CFTC Extends No-Action Relief from DCO Registration Requirements for Chinese Clearing House
The CFTC Division of Clearing and Risk extended no-action relief from DCO registration to Shanghai Clearing House ("SHCH"), for purposes of clearing swaps of proprietary accounts of SHCH clearing members and their affiliates.
The relief was initially granted under CFTC Letter 16-56 (see previous coverage), which would have expired on the earlier of (i) July 31, 2023 or (ii) when the CFTC permanently exempts SHCH from registration as a DCO under CEA Section 5b(h) ("Derivatives clearing organizations - Exemptions").
The CFTC stated that it will not recommend enforcement action provided that SHCH:
- complies with the conditions specified in CFTC Letter 20-46 (see previous coverage); and
- demonstrates continued compliance with CFTC Letter 18-18 daily reporting conditions (see previous coverage).
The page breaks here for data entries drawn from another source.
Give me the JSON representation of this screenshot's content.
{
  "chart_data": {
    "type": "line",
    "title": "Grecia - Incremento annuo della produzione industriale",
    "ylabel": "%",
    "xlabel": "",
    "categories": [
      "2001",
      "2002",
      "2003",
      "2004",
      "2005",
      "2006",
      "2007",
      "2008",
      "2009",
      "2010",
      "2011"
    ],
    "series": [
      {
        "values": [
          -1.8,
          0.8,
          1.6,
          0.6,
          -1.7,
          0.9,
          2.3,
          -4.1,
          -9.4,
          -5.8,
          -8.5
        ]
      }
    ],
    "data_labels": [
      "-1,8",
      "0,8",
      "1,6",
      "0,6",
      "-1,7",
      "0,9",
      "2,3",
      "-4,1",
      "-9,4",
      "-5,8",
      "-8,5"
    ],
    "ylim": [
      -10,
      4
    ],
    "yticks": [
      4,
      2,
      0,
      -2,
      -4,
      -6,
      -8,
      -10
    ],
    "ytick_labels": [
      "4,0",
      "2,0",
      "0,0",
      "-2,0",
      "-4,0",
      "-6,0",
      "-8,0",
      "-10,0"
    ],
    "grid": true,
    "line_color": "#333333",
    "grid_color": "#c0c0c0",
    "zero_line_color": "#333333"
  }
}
CFTC Commissioner Summer K. Mersinger expressed "dissapoint[ment]" that the no-action relief was extended and said she is "troubled by SHCH's lack of engagement with [CFTC] staff." Ms. Mersinger noted that the CFTC still does not have a memorandum of understanding with the People's Bank of China and said that "[s]ix years' worth of relief is beyond what should be considered a reasonable amount of flexibility and international diplomacy."